You will see the result immediately in the IPR session. You’ll find advanced controls for IES Profiles in the Renderman Advanced tab of the Render Settings.
11 Create a light filter The light filters in Renderman are the same used in Pixar productions and allow lighting to be creatively directed without having to adjust the lights themselves. It’s another non-destructive workflow. There are several types of filters: Barn Door, Cookie, Gobo, Multi-light, Ramp-light and Rod-light. In this case we’ll add a Rod-light filter to our Area light, so right-click in the light filters field to select a Rod-light. In the other environment light, right-click in the light filters field as well. You’ll see and can pick the filter that was just made. now this Rod-light will affect both lights.
12 Position the filter We’ll take our new Rod-light and move it around in our scene, scaling and adjusting until it surrounds the prax in scope. In the IPR session you’ll see that everything inside the Rod-light is black. To create the effect of a spotlight, toggle Invert so everything outside of the Rod-light is in shadow. Try moving the Rod-light around and changing different parameters to try out different looks; you’ll be able to see the results immediately in the IPR session. Multiple filters can be added to the same light as well. filters offer many ways to sculpt light intuitively and non-destructively.

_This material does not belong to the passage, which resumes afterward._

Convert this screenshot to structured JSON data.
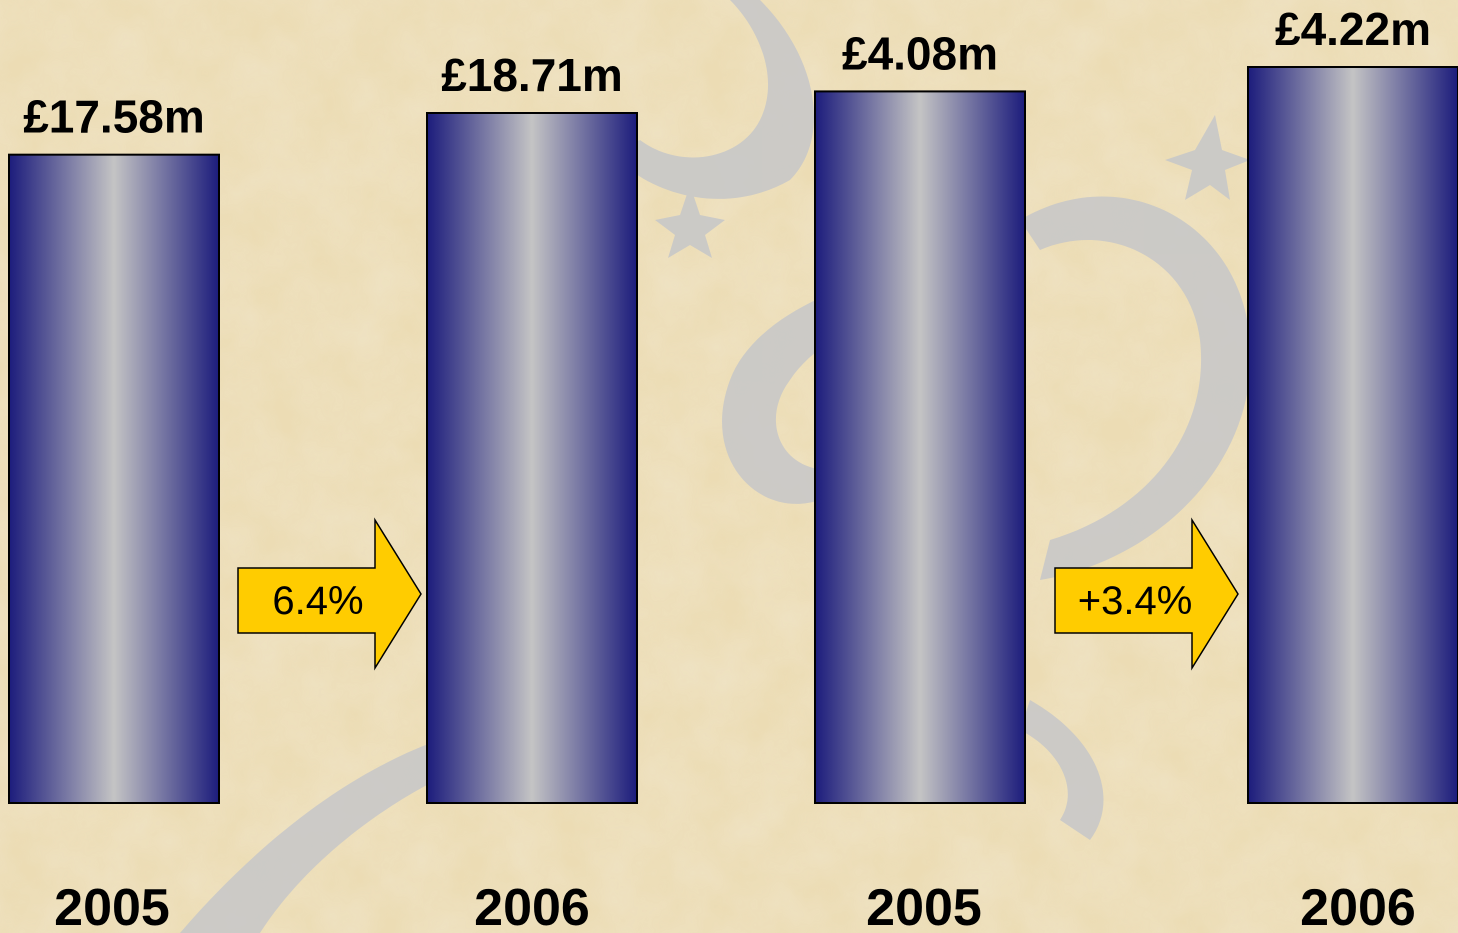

13 Composition now we have the praxinoscope in all of its glory, fully shaded and lit. for our final rendering we need to compose a shot. To make things more interesting, frame the shot through the magnifying lens. With the IPR session running, move the camera and the magnifying glass and create an interesting composition. If the refraction doesn’t look right, try scaling the lens to increase or reduce the amount of distortion. With immediate feedback in IPR it’s easy to frame this somewhat tricky shot.
14 Pixar Camera To finish up our praxinoscope we’ll add some imperfections to our camera using a custom pxrcamera. Select the Maya Camera and enable Depth of field. Adjust until the Dof is to your liking. next, go to the Renderman tab of the camera. once in the Renderman tab we can toggle enable Camera Projection and right-click on the new field to select pxrcamera. here we can add a vignette to the camera, as well as more complex effects like Tilt Shift Dof, which we can also view in our IPR session. The physical camera controls are capable of creating some unique looks.
15 Render with the Denoiser finally, before rendering an animated sequence enable the Denoiser, which allows images to be rendered with fewer samples for faster renders. The Denoiser runs as a post-process, removing any artifacts. In the new Renderman for Maya, it’s straightforward to denoise specific passes, Aovs and lpes as the Denoiser is now found in the Aovs tab in the Render Settings (just select the Beauty Pass). And that’s how we made our praxinoscope!